This past week Carl has been on holiday and Andy has been baking pretty much full-time, so Dan Farmer (@danfarmerTIL) has been teaching us some spatial stuff in Tableau & Mapbox as well as some Alteryx data prep & web scraping techniques. I thought I’d pass on one of his knuggets of knowledge on the latter that I found really useful.
Web scraping involves the extraction of data from websites by fetching/downloading a webpage, before parsing the content into whatever software you are using (in our case, Alteryx) whereby you can manipulate/prep it like you would any other data.
Once the webpage data has been fetched, you need to separate it (e.g by using a row to column tool to delimit) and then filter for the part you want to use (e.g. using filters and regex tools). Finding said “part you want to use” can sometimes be harder than you think, this is where you can use a really easy trick which I will highlight below.

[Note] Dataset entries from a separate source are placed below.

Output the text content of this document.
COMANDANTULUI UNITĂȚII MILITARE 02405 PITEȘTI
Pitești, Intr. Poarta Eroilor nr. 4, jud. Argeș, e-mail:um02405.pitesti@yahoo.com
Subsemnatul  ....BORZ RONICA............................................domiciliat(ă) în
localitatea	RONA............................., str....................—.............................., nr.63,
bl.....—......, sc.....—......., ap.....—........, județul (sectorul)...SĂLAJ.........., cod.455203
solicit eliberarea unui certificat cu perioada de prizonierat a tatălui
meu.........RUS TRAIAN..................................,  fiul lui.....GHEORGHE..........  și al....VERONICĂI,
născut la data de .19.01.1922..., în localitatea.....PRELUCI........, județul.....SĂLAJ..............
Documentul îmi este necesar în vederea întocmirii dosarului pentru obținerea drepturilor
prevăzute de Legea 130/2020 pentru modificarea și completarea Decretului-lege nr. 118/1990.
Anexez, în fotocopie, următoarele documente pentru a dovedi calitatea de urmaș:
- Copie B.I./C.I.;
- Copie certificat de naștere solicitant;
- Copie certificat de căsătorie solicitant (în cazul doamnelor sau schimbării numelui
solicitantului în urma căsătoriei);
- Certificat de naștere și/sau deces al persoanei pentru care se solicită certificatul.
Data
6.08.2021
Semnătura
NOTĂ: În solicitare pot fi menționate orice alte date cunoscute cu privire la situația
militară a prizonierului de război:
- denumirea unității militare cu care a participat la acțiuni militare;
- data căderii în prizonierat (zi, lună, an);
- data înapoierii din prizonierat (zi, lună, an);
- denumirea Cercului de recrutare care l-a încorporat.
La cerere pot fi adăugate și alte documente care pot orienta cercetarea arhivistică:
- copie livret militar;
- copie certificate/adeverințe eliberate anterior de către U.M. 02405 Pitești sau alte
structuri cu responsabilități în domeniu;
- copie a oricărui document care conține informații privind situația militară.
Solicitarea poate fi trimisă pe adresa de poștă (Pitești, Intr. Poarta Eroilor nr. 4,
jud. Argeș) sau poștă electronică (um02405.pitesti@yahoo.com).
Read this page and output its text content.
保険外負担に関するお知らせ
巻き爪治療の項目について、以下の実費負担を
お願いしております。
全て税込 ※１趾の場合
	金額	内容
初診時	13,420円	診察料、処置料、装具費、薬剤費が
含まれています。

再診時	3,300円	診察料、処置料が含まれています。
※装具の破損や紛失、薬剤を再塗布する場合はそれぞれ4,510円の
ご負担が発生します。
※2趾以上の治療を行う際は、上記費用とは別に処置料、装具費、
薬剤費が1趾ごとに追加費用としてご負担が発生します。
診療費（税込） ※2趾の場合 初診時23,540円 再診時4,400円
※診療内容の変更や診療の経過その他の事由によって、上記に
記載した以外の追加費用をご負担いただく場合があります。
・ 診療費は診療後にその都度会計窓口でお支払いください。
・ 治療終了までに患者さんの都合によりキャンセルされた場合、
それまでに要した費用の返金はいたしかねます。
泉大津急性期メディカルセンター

The data scraped from the webpage comes in HTML format and can be viewed in a Google Chrome browser (other browsers are available) by clicking on the following:
3 dots in a vertical line on the top right of Chrome > More Tools > Developer Tools
Now you can see the source code of whatever website you are looking at, in this example, The Data School’s homepage.
There is a lot of code here, most of which is not super interpretable for those not well-rehearsed in reading HTML. If only there was a tool which let you identify the particular part of the page you want to see the code for… oh wait, there is!
If you click the element inspection button highlighted in yellow (the mouse cursor on a square) in the screengrab above then this allows you to subsequently click on a particular part of the webpage to show you the respective source code.
For example, say we want the code for the video on the homepage of /. We click the element inspection button on the source code window and then click on the “watch video” button on the data school webpage. This then highlights the respective code so that you can quickly work out how you should approach retrieving the target data and avoid wasting (as much) time foraging HTML.